EDITH WHARTON ABROAD: Selected Travel Writings, 1888-1920 edited by Sarah Bird Wright with a Preface by Shari Benstock. (St. Martin’s Press: $22.95; 216 pp.) Wharton’s first trip, writes Benstock in the Preface, was in 1866, at age 4, when she “accompanied her parents on a six-year tour of Europe that included extended residence in Rome and Paris.” Raised in a wealthy New York family, Wharton’s well-cushioned travels, on yachts, accompanied by servants, inspired seven works excerpted here. Wharton moved to France in 1906, and after 1911, returned to the United States only twice before her death in 1937.
The earliest of the travel works is “The Cruise of the Vanadis,” through northern Africa: “We walked under avenues of India-rubber trees as large as oaks, and between trellises of tea-roses in bloom, and high clumps of Arundo donax. . . .” Here her observations are plain and fresh, very different from her later crisp pronouncements on the cultures of Europe, whose architectures and artifice, vegetation and customs were more familiar to her. “We were oppressed,” she writes of the Rhine Valley, “by the aggressive salubrity and repose of this bergerie de Florian . We seemed to be living in the landscape of a sanatorium prospectus. It was all pleasant enough, according to Schopenhauer’s definition of pleasure.”

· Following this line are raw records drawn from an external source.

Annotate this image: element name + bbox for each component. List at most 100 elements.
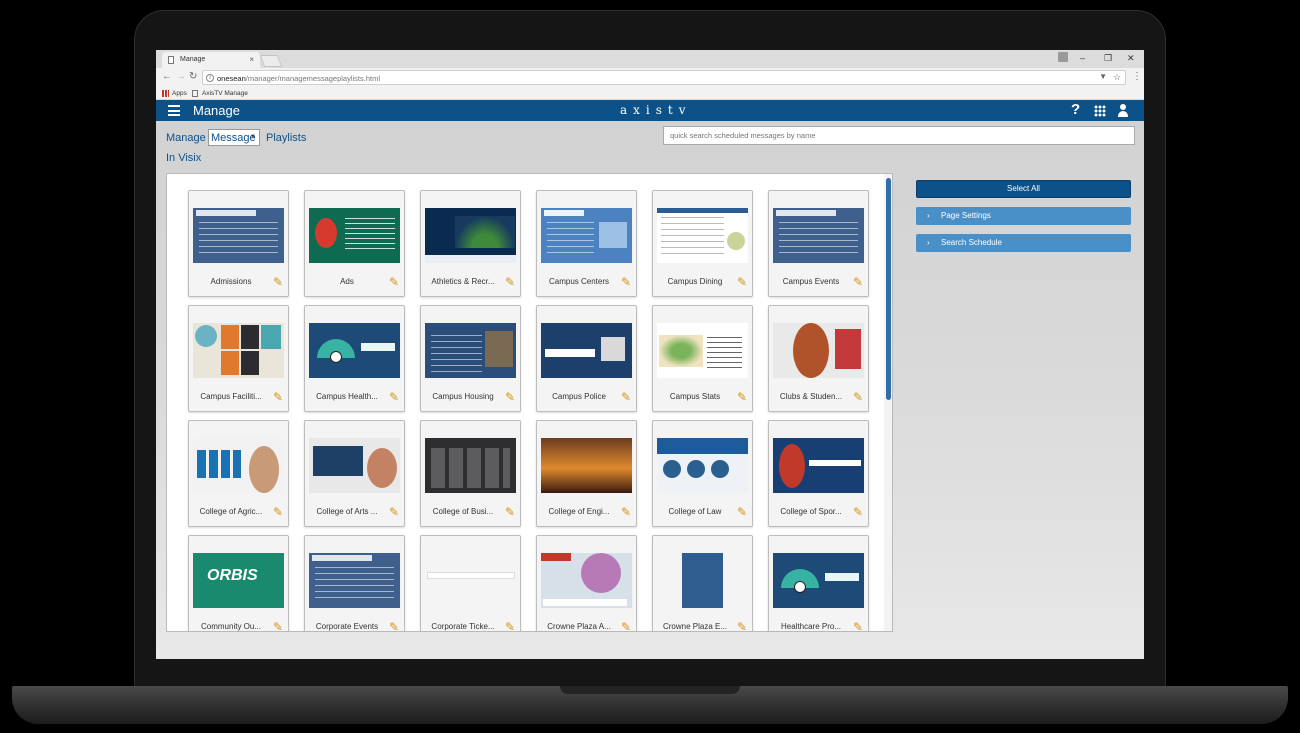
playlist-thumbnail[interactable]	[657, 438, 748, 493]
playlist-card[interactable]: Ads ✎	[304, 190, 405, 297]
window-close-button[interactable]: ✕	[1127, 53, 1135, 64]
playlist-card[interactable]: College of Law ✎	[652, 420, 753, 527]
playlist-card[interactable]: College of Engi... ✎	[536, 420, 637, 527]
message-type-select[interactable]: Message ▼	[208, 129, 260, 146]
scrollbar[interactable]	[884, 174, 892, 631]
playlist-card[interactable]: Campus Police ✎	[536, 305, 637, 412]
playlist-card[interactable]: Campus Housing ✎	[420, 305, 521, 412]
edit-pencil-icon[interactable]: ✎	[505, 276, 518, 289]
playlist-thumbnail[interactable]	[193, 323, 284, 378]
playlist-thumbnail[interactable]	[193, 208, 284, 263]
edit-pencil-icon[interactable]: ✎	[621, 391, 634, 404]
playlist-thumbnail[interactable]	[309, 323, 400, 378]
edit-pencil-icon[interactable]: ✎	[273, 276, 286, 289]
playlist-thumbnail[interactable]	[541, 323, 632, 378]
filter-icon[interactable]: ▼	[1099, 72, 1107, 81]
edit-pencil-icon[interactable]: ✎	[737, 506, 750, 519]
edit-pencil-icon[interactable]: ✎	[737, 276, 750, 289]
search-input[interactable]	[663, 126, 1135, 145]
breadcrumb-playlists[interactable]: Playlists	[266, 132, 306, 144]
minimize-button[interactable]: –	[1080, 53, 1085, 63]
playlist-thumbnail[interactable]	[425, 553, 516, 608]
edit-pencil-icon[interactable]: ✎	[389, 621, 402, 631]
playlist-thumbnail[interactable]	[541, 208, 632, 263]
edit-pencil-icon[interactable]: ✎	[505, 391, 518, 404]
playlist-card[interactable]: Clubs & Studen... ✎	[768, 305, 869, 412]
playlist-card[interactable]: Campus Events ✎	[768, 190, 869, 297]
edit-pencil-icon[interactable]: ✎	[853, 621, 866, 631]
edit-pencil-icon[interactable]: ✎	[505, 506, 518, 519]
playlist-thumbnail[interactable]	[309, 553, 400, 608]
playlist-thumbnail[interactable]	[541, 438, 632, 493]
edit-pencil-icon[interactable]: ✎	[621, 506, 634, 519]
playlist-card[interactable]: Campus Faciliti... ✎	[188, 305, 289, 412]
edit-pencil-icon[interactable]: ✎	[389, 276, 402, 289]
playlist-card[interactable]: Corporate Events ✎	[304, 535, 405, 631]
scrollbar-thumb[interactable]	[886, 178, 891, 400]
edit-pencil-icon[interactable]: ✎	[273, 621, 286, 631]
edit-pencil-icon[interactable]: ✎	[853, 391, 866, 404]
playlist-card[interactable]: Corporate Ticke... ✎	[420, 535, 521, 631]
browser-tab[interactable]: Manage ×	[162, 52, 260, 68]
playlist-card[interactable]: College of Arts ... ✎	[304, 420, 405, 527]
playlist-thumbnail[interactable]	[309, 438, 400, 493]
browser-menu-icon[interactable]: ⋮	[1132, 71, 1142, 82]
edit-pencil-icon[interactable]: ✎	[737, 391, 750, 404]
playlist-thumbnail[interactable]	[657, 553, 748, 608]
bookmark-apps[interactable]: Apps	[172, 90, 187, 97]
playlist-thumbnail[interactable]	[193, 438, 284, 493]
edit-pencil-icon[interactable]: ✎	[273, 506, 286, 519]
playlist-card[interactable]: Healthcare Pro... ✎	[768, 535, 869, 631]
select-all-button[interactable]: Select All	[916, 180, 1131, 198]
playlist-card[interactable]: Campus Stats ✎	[652, 305, 753, 412]
playlist-card[interactable]: Crowne Plaza E... ✎	[652, 535, 753, 631]
edit-pencil-icon[interactable]: ✎	[621, 621, 634, 631]
maximize-button[interactable]: ❐	[1104, 53, 1112, 64]
profile-icon[interactable]	[1058, 52, 1068, 62]
edit-pencil-icon[interactable]: ✎	[737, 621, 750, 631]
playlist-card[interactable]: Campus Health... ✎	[304, 305, 405, 412]
address-bar[interactable]: i onesean/manager/managemessageplaylists…	[202, 70, 1126, 85]
menu-icon[interactable]	[168, 105, 180, 116]
playlist-card[interactable]: Campus Centers ✎	[536, 190, 637, 297]
user-icon[interactable]	[1117, 104, 1129, 117]
info-icon[interactable]: i	[206, 74, 214, 82]
breadcrumb-manage[interactable]: Manage	[166, 132, 206, 144]
playlist-card[interactable]: Crowne Plaza A... ✎	[536, 535, 637, 631]
reload-icon[interactable]: ↻	[189, 71, 197, 82]
playlist-card[interactable]: College of Agric... ✎	[188, 420, 289, 527]
playlist-thumbnail[interactable]	[773, 438, 864, 493]
playlist-thumbnail[interactable]	[773, 323, 864, 378]
playlist-thumbnail[interactable]	[773, 208, 864, 263]
playlist-thumbnail[interactable]	[657, 323, 748, 378]
edit-pencil-icon[interactable]: ✎	[853, 276, 866, 289]
edit-pencil-icon[interactable]: ✎	[389, 506, 402, 519]
playlist-thumbnail[interactable]	[425, 208, 516, 263]
playlist-thumbnail[interactable]	[773, 553, 864, 608]
help-icon[interactable]: ?	[1071, 101, 1080, 118]
playlist-card[interactable]: Athletics & Recr... ✎	[420, 190, 521, 297]
edit-pencil-icon[interactable]: ✎	[273, 391, 286, 404]
edit-pencil-icon[interactable]: ✎	[505, 621, 518, 631]
playlist-card[interactable]: Campus Dining ✎	[652, 190, 753, 297]
bookmark-axistv-manage[interactable]: AxisTV Manage	[202, 90, 248, 97]
close-tab-icon[interactable]: ×	[249, 55, 254, 64]
playlist-card[interactable]: ORBIS Community Ou... ✎	[188, 535, 289, 631]
search-schedule-accordion[interactable]: › Search Schedule	[916, 234, 1131, 252]
playlist-thumbnail[interactable]	[657, 208, 748, 263]
playlist-card[interactable]: College of Spor... ✎	[768, 420, 869, 527]
edit-pencil-icon[interactable]: ✎	[389, 391, 402, 404]
playlist-card[interactable]: College of Busi... ✎	[420, 420, 521, 527]
edit-pencil-icon[interactable]: ✎	[853, 506, 866, 519]
playlist-thumbnail[interactable]	[541, 553, 632, 608]
apps-grid-icon[interactable]	[1094, 105, 1106, 117]
edit-pencil-icon[interactable]: ✎	[621, 276, 634, 289]
playlist-card[interactable]: Admissions ✎	[188, 190, 289, 297]
bookmark-star-icon[interactable]: ☆	[1113, 72, 1121, 83]
page-settings-accordion[interactable]: › Page Settings	[916, 207, 1131, 225]
back-icon[interactable]: ←	[162, 71, 172, 82]
playlist-thumbnail[interactable]	[425, 438, 516, 493]
playlist-thumbnail[interactable]	[309, 208, 400, 263]
forward-icon[interactable]: →	[176, 71, 186, 82]
new-tab-button[interactable]	[259, 55, 283, 67]
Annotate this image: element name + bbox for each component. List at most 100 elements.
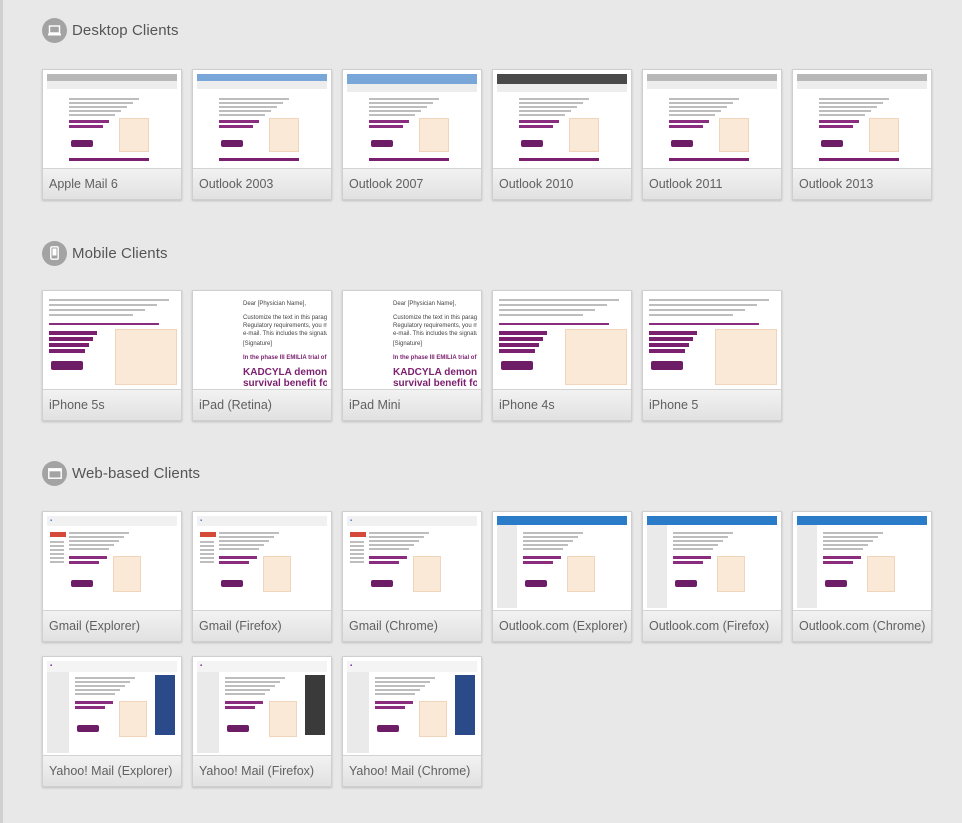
- email-preview-thumbnail[interactable]: ▪: [347, 661, 477, 753]
- email-preview-thumbnail[interactable]: [497, 516, 627, 608]
- client-card-outlook-2010[interactable]: Outlook 2010: [492, 69, 632, 200]
- email-preview-thumbnail[interactable]: [797, 74, 927, 166]
- sidebar-box: [119, 118, 149, 152]
- client-name-label: Yahoo! Mail (Firefox): [193, 755, 331, 786]
- email-preview-thumbnail[interactable]: [797, 516, 927, 608]
- text-line: [369, 106, 427, 108]
- email-preview-thumbnail[interactable]: Dear [Physician Name], Customize the text…: [197, 295, 327, 387]
- client-card-outlook-2003[interactable]: Outlook 2003: [192, 69, 332, 200]
- footer-line: [669, 158, 749, 161]
- nav-line: [200, 549, 214, 551]
- email-preview-thumbnail[interactable]: ▪: [47, 516, 177, 608]
- browser-header: [347, 516, 477, 526]
- text-line: [673, 536, 728, 538]
- laptop-icon: [42, 17, 67, 43]
- email-preview-thumbnail[interactable]: [497, 74, 627, 166]
- text-line: [523, 544, 568, 546]
- client-card-apple-mail-6[interactable]: Apple Mail 6: [42, 69, 182, 200]
- client-card-outlook-com-explorer[interactable]: Outlook.com (Explorer): [492, 511, 632, 642]
- client-card-gmail-chrome[interactable]: ▪ Gmail (Chrome): [342, 511, 482, 642]
- text-line: [519, 114, 565, 116]
- headline-block: [499, 343, 539, 347]
- text-line: [69, 114, 115, 116]
- text-line: [369, 102, 433, 104]
- window-ribbon: [197, 81, 327, 89]
- text-line: [49, 309, 145, 311]
- client-card-gmail-firefox[interactable]: ▪ Gmail (Firefox): [192, 511, 332, 642]
- footer-line: [219, 158, 299, 161]
- client-name-label: Yahoo! Mail (Chrome): [343, 755, 481, 786]
- window-ribbon: [347, 84, 477, 92]
- email-preview-thumbnail[interactable]: ▪: [47, 661, 177, 753]
- sidebar-box: [717, 556, 745, 592]
- section-title: Web-based Clients: [72, 464, 201, 482]
- brand-logo: [221, 140, 243, 147]
- email-preview-thumbnail[interactable]: [647, 295, 777, 387]
- text-line: [519, 106, 577, 108]
- email-preview-thumbnail[interactable]: [497, 295, 627, 387]
- email-preview-thumbnail[interactable]: [47, 295, 177, 387]
- text-line: [369, 532, 429, 534]
- client-card-yahoo-mail-firefox[interactable]: ▪ Yahoo! Mail (Firefox): [192, 656, 332, 787]
- text-line: [219, 98, 289, 100]
- client-card-iphone-5s[interactable]: iPhone 5s: [42, 290, 182, 421]
- email-preview-thumbnail[interactable]: ▪: [197, 516, 327, 608]
- client-card-ipad-mini[interactable]: Dear [Physician Name], Customize the text…: [342, 290, 482, 421]
- brand-logo: [825, 580, 847, 587]
- email-preview-thumbnail[interactable]: [647, 74, 777, 166]
- client-card-iphone-4s[interactable]: iPhone 4s: [492, 290, 632, 421]
- text-line: [219, 536, 274, 538]
- email-preview-thumbnail[interactable]: Dear [Physician Name], Customize the text…: [347, 295, 477, 387]
- client-card-outlook-2011[interactable]: Outlook 2011: [642, 69, 782, 200]
- text-line: [823, 544, 868, 546]
- email-preview-thumbnail[interactable]: [197, 74, 327, 166]
- headline-line: [519, 120, 559, 123]
- client-card-gmail-explorer[interactable]: ▪ Gmail (Explorer): [42, 511, 182, 642]
- client-card-iphone-5[interactable]: iPhone 5: [642, 290, 782, 421]
- email-preview-thumbnail[interactable]: [47, 74, 177, 166]
- sidebar-box: [413, 556, 441, 592]
- text-line: [225, 677, 285, 679]
- text-line: [219, 110, 271, 112]
- text-line: [523, 540, 573, 542]
- text-line: [823, 536, 878, 538]
- headline-line: [69, 125, 103, 128]
- email-text: e-mail. This includes the signature.: [243, 331, 327, 337]
- client-card-outlook-2013[interactable]: Outlook 2013: [792, 69, 932, 200]
- text-line: [219, 102, 283, 104]
- nav-line: [200, 561, 214, 563]
- email-preview-thumbnail[interactable]: ▪: [347, 516, 477, 608]
- text-line: [375, 685, 425, 687]
- client-name-label: Outlook.com (Chrome): [793, 610, 931, 641]
- client-card-outlook-com-firefox[interactable]: Outlook.com (Firefox): [642, 511, 782, 642]
- text-line: [369, 110, 421, 112]
- client-card-outlook-com-chrome[interactable]: Outlook.com (Chrome): [792, 511, 932, 642]
- client-card-ipad-retina[interactable]: Dear [Physician Name], Customize the text…: [192, 290, 332, 421]
- text-line: [673, 540, 723, 542]
- headline-block: [649, 337, 693, 341]
- nav-line: [200, 541, 214, 543]
- nav-line: [350, 557, 364, 559]
- gmail-logo: ▪: [50, 518, 53, 524]
- email-text: Regulatory requirements, you may only in: [393, 323, 477, 329]
- email-preview-thumbnail[interactable]: ▪: [197, 661, 327, 753]
- compose-button: [200, 532, 216, 537]
- sidebar-box: [867, 556, 895, 592]
- nav-line: [350, 549, 364, 551]
- client-name-label: iPhone 5: [643, 389, 781, 420]
- text-line: [49, 314, 133, 316]
- email-preview-thumbnail[interactable]: [347, 74, 477, 166]
- client-card-outlook-2007[interactable]: Outlook 2007: [342, 69, 482, 200]
- window-toolbar: [347, 74, 477, 84]
- text-line: [75, 693, 115, 695]
- browser-header: [197, 516, 327, 526]
- mobile-clients-header: Mobile Clients: [42, 240, 168, 266]
- browser-header: [47, 516, 177, 526]
- client-card-yahoo-mail-chrome[interactable]: ▪ Yahoo! Mail (Chrome): [342, 656, 482, 787]
- text-line: [75, 689, 120, 691]
- headline-block: [649, 349, 685, 353]
- headline-line: [69, 561, 99, 564]
- client-card-yahoo-mail-explorer[interactable]: ▪ Yahoo! Mail (Explorer): [42, 656, 182, 787]
- headline-line: [225, 706, 255, 709]
- email-preview-thumbnail[interactable]: [647, 516, 777, 608]
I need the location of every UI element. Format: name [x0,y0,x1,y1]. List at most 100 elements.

My favorite in this rich display of the authoritative aesthetic of privilege are the excerpts from “Fighting France,” written in 1915, some for Scribner’s magazine. In these Wharton at least seems ever so slightly unsettled and disoriented: “I stood there in the pitch-black night, suddenly unable to believe that I was I, or Chalons Chalons, or that a young man who in Paris drops in to dine with me and talk over new books and plays, had been whispering a password in my ear to carry me unchallenged to a house a few streets away!”